En otros países, la corrupción es una institución seria. Con gran profesionalidad, el corrupto crea empresas de fachada a través de bufetes de abogados internacionales, transfiere sumas a paraísos fiscales, diseña arquitecturas financieras. En el Perú, el corrupto le lleva una bolsa de dinero a su primo para que lo reparta entre sus tíos. Y siempre deja un entenado insatisfecho, borracho y bocón.

Así funciona la corrupción porque así funciona el poder. Eso enseña “H & H” de Marco Sifuentes, el lanzamiento más jugoso de la Feria del Libro que termina este fin de semana. Sifuentes dibuja un detallado retrato de la pareja presidencial Humala-Heredia, nuestros Bill y Hilary Clinton peruchos, nuestros Néstor y Cristina Kirchner, la pareja destinada a compartir o incluso eternizarse en el gobierno... pero nos explica por qué todo les salió mal.

Si los Humala no pudieron dejar herederos, ni en el Ejecutivo ni en el Congreso, y acabaron en la cárcel, fue en gran medida gracias a una familia –especialmente la de él– que no paró de demandar su atención, enredarse en corruptelas, exigirles suicidios políticos como la liberación de Antauro, sabotearlos, acusarlos de las conspiraciones más delirantes y filtrar datos comprometedores sobre ellos. El mayor agujero negro informativo de la pareja, las famosas agendas, surgió de esa variante de la familia que son las empleadas, personas con acceso tanto a la intimidad del hogar como una cuñada. O más.

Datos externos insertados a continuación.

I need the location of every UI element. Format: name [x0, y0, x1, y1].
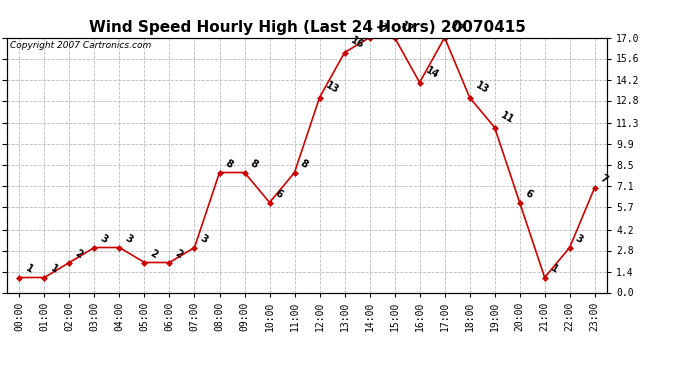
Text: 16: 16	[348, 35, 366, 50]
Text: 14: 14	[424, 65, 440, 80]
Text: 6: 6	[524, 188, 535, 200]
Text: 2: 2	[174, 248, 184, 260]
Text: Copyright 2007 Cartronics.com: Copyright 2007 Cartronics.com	[10, 41, 151, 50]
Text: 1: 1	[549, 263, 560, 275]
Text: 2: 2	[74, 248, 84, 260]
Text: 8: 8	[299, 158, 310, 170]
Text: 1: 1	[23, 263, 34, 275]
Text: 3: 3	[574, 233, 584, 245]
Text: 3: 3	[199, 233, 210, 245]
Text: 17: 17	[448, 20, 466, 35]
Text: 8: 8	[248, 158, 259, 170]
Text: 17: 17	[399, 20, 415, 35]
Text: 7: 7	[599, 173, 610, 185]
Text: 17: 17	[374, 20, 391, 35]
Text: 6: 6	[274, 188, 284, 200]
Text: 13: 13	[474, 80, 491, 95]
Text: 13: 13	[324, 80, 340, 95]
Text: 1: 1	[48, 263, 59, 275]
Text: 8: 8	[224, 158, 235, 170]
Title: Wind Speed Hourly High (Last 24 Hours) 20070415: Wind Speed Hourly High (Last 24 Hours) 2…	[88, 20, 526, 35]
Text: 3: 3	[124, 233, 135, 245]
Text: 3: 3	[99, 233, 110, 245]
Text: 11: 11	[499, 110, 515, 125]
Text: 2: 2	[148, 248, 159, 260]
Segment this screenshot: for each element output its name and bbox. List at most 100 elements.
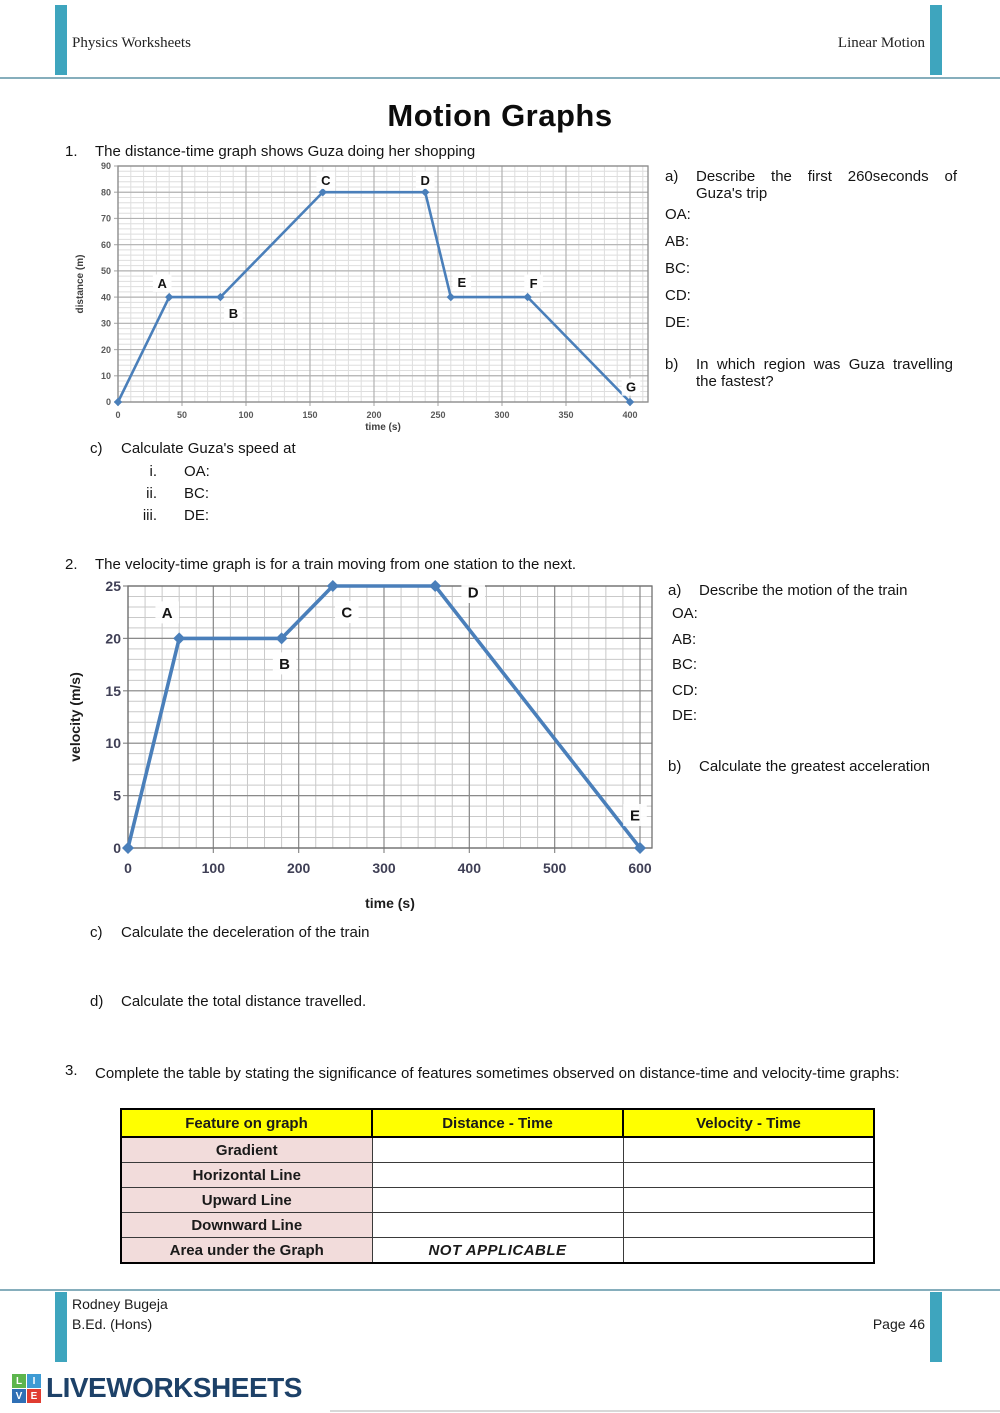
q2-region-list: OA: AB: BC: CD: DE: (672, 605, 698, 733)
svg-text:400: 400 (458, 860, 482, 876)
q2-region-bc: BC: (672, 656, 698, 673)
q2b-row: b) Calculate the greatest acceleration (668, 758, 965, 775)
svg-text:5: 5 (113, 788, 121, 804)
q1-region-oa: OA: (665, 206, 691, 223)
svg-text:A: A (158, 276, 168, 291)
q3-prompt: Complete the table by stating the signif… (95, 1065, 900, 1082)
logo-tile-l: L (12, 1374, 26, 1388)
header-left-text: Physics Worksheets (72, 35, 191, 51)
q1-region-ab: AB: (665, 233, 690, 250)
svg-text:350: 350 (558, 410, 573, 420)
horizontal-vt-cell (622, 1162, 875, 1188)
table-row: Horizontal Line (120, 1162, 875, 1188)
q1c-item3-label: DE: (184, 507, 210, 524)
upward-dt-cell (371, 1187, 624, 1213)
table-row: Downward Line (120, 1212, 875, 1238)
svg-text:250: 250 (430, 410, 445, 420)
page-edge-artifact (330, 1410, 1000, 1412)
q1c-item1-label: OA: (184, 463, 210, 480)
svg-text:15: 15 (105, 683, 121, 699)
feature-gradient: Gradient (120, 1136, 373, 1163)
q1c-item3-numeral: iii. (142, 507, 157, 524)
q2-number: 2. (65, 556, 78, 573)
svg-text:C: C (341, 604, 352, 621)
area-vt-cell (622, 1237, 875, 1264)
svg-text:40: 40 (101, 292, 111, 302)
svg-text:100: 100 (238, 410, 253, 420)
feature-horizontal-line: Horizontal Line (120, 1162, 373, 1188)
svg-text:20: 20 (101, 345, 111, 355)
footer-right-accent-bar (930, 1292, 942, 1362)
q1-prompt: The distance-time graph shows Guza doing… (95, 143, 476, 160)
q1-region-list: OA: AB: BC: CD: DE: (665, 206, 691, 341)
svg-text:10: 10 (105, 735, 121, 751)
q2-region-de: DE: (672, 707, 698, 724)
liveworksheets-logo-icon: L I V E (12, 1374, 41, 1403)
q1-region-de: DE: (665, 314, 691, 331)
q2b-label: b) (668, 758, 682, 775)
svg-text:0: 0 (115, 410, 120, 420)
svg-text:300: 300 (372, 860, 396, 876)
table-header-velocity-time: Velocity - Time (622, 1108, 875, 1138)
footer-author-degree: B.Ed. (Hons) (72, 1316, 153, 1332)
table-row: Gradient (120, 1136, 875, 1163)
q2a-label: a) (668, 582, 682, 599)
svg-text:D: D (468, 584, 479, 601)
svg-text:B: B (229, 306, 238, 321)
svg-text:E: E (630, 807, 640, 824)
svg-text:C: C (321, 173, 331, 188)
q2d-row: d) Calculate the total distance travelle… (90, 993, 590, 1010)
svg-text:100: 100 (202, 860, 226, 876)
area-dt-cell: NOT APPLICABLE (371, 1237, 624, 1264)
footer-rule (0, 1289, 1000, 1291)
q2-prompt-row: 2. The velocity-time graph is for a trai… (65, 556, 745, 573)
svg-text:0: 0 (113, 840, 121, 856)
q3-number: 3. (65, 1062, 78, 1079)
q1b-text: In which region was Guza travelling the … (696, 356, 953, 390)
liveworksheets-logo-text: LIVEWORKSHEETS (46, 1372, 302, 1403)
table-header-feature: Feature on graph (120, 1108, 373, 1138)
svg-text:30: 30 (101, 319, 111, 329)
svg-text:80: 80 (101, 187, 111, 197)
header-rule (0, 77, 1000, 79)
header-left-accent-bar (55, 5, 67, 75)
table-header-distance-time: Distance - Time (371, 1108, 624, 1138)
svg-text:150: 150 (302, 410, 317, 420)
q1c-item2-numeral: ii. (146, 485, 157, 502)
svg-text:500: 500 (543, 860, 567, 876)
svg-text:F: F (530, 276, 538, 291)
svg-text:distance (m): distance (m) (75, 255, 86, 314)
svg-text:10: 10 (101, 371, 111, 381)
q1c-label: c) (90, 440, 103, 457)
header-right-accent-bar (930, 5, 942, 75)
feature-downward-line: Downward Line (120, 1212, 373, 1238)
svg-text:time (s): time (s) (365, 422, 401, 433)
svg-text:50: 50 (177, 410, 187, 420)
svg-text:300: 300 (494, 410, 509, 420)
page-title: Motion Graphs (387, 98, 613, 133)
q2a-row: a) Describe the motion of the train (668, 582, 960, 599)
svg-text:A: A (162, 605, 173, 622)
q1a-label: a) (665, 168, 679, 185)
q1-prompt-row: 1. The distance-time graph shows Guza do… (65, 143, 685, 160)
q1c-item2-label: BC: (184, 485, 210, 502)
header-right-text: Linear Motion (837, 35, 925, 51)
svg-text:D: D (421, 173, 430, 188)
logo-tile-e: E (27, 1389, 41, 1403)
q2c-row: c) Calculate the deceleration of the tra… (90, 924, 590, 941)
footer-author-name: Rodney Bugeja (72, 1296, 168, 1312)
svg-text:200: 200 (287, 860, 311, 876)
q1c-text: Calculate Guza's speed at (121, 440, 296, 457)
svg-text:velocity (m/s): velocity (m/s) (67, 672, 83, 761)
feature-upward-line: Upward Line (120, 1187, 373, 1213)
svg-text:60: 60 (101, 240, 111, 250)
downward-dt-cell (371, 1212, 624, 1238)
q1c-item1-numeral: i. (149, 463, 158, 480)
q2c-label: c) (90, 924, 103, 941)
svg-text:400: 400 (622, 410, 637, 420)
table-row: Area under the Graph NOT APPLICABLE (120, 1237, 875, 1264)
q1-region-cd: CD: (665, 287, 691, 304)
q3-prompt-row: 3. Complete the table by stating the sig… (65, 1062, 945, 1085)
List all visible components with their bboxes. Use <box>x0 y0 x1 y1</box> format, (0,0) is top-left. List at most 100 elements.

Y sin embargo, como también nos recuerda Sifuentes, sin esa familia, la presidencia Humala no habría sido posible. Fue su obsesivo padre quien inculcó en Ollanta la fascinación por el poder, y el hermano quien lo empujó a la arena pública. Fueron parientes de Humala y Heredia los cargos de confianza del gobierno y los administradores de la fortuna familiar. Los mismos Ollanta y Nadine ya eran medio parientes antes de casarse. Y por eso, al caer en la maraña de traiciones del poder, en el zafarrancho de un grupo político que mezclaba a militares con izquierdistas y liberales, en la pesada maquinaria de un Estado donde nadie sabe para quién trabaja, la pareja solo fue capaz de confiar uno en otra, llevando de manera personal hasta las más importantes decisiones políticas. La intendencia casera reemplazó a la política, y cuando abandonaron el gobierno, perdieron todas sus defensas.

Al final, los Humala son legítimos representantes de un país que no cree en las instituciones: ni en partidos políticos, ni en ministros, ni en jueces –mucho menos en jueces–. Los peruanos nos fiamos solo de nuestros parientes, y nos ponemos en manos, no de intereses, sino de odios y pasiones. En el país donde los corruptos se llaman entre sí “hermanitos”, la estabilidad nacional puede depender de una sospecha de cuernos conyugales o una noche de copas. “H & H” desnuda a unos poderosos que no establecen relaciones conspirativas sino venéreas, que no son personajes de ‘thriller’, sino de telenovela. Acaso como nosotros.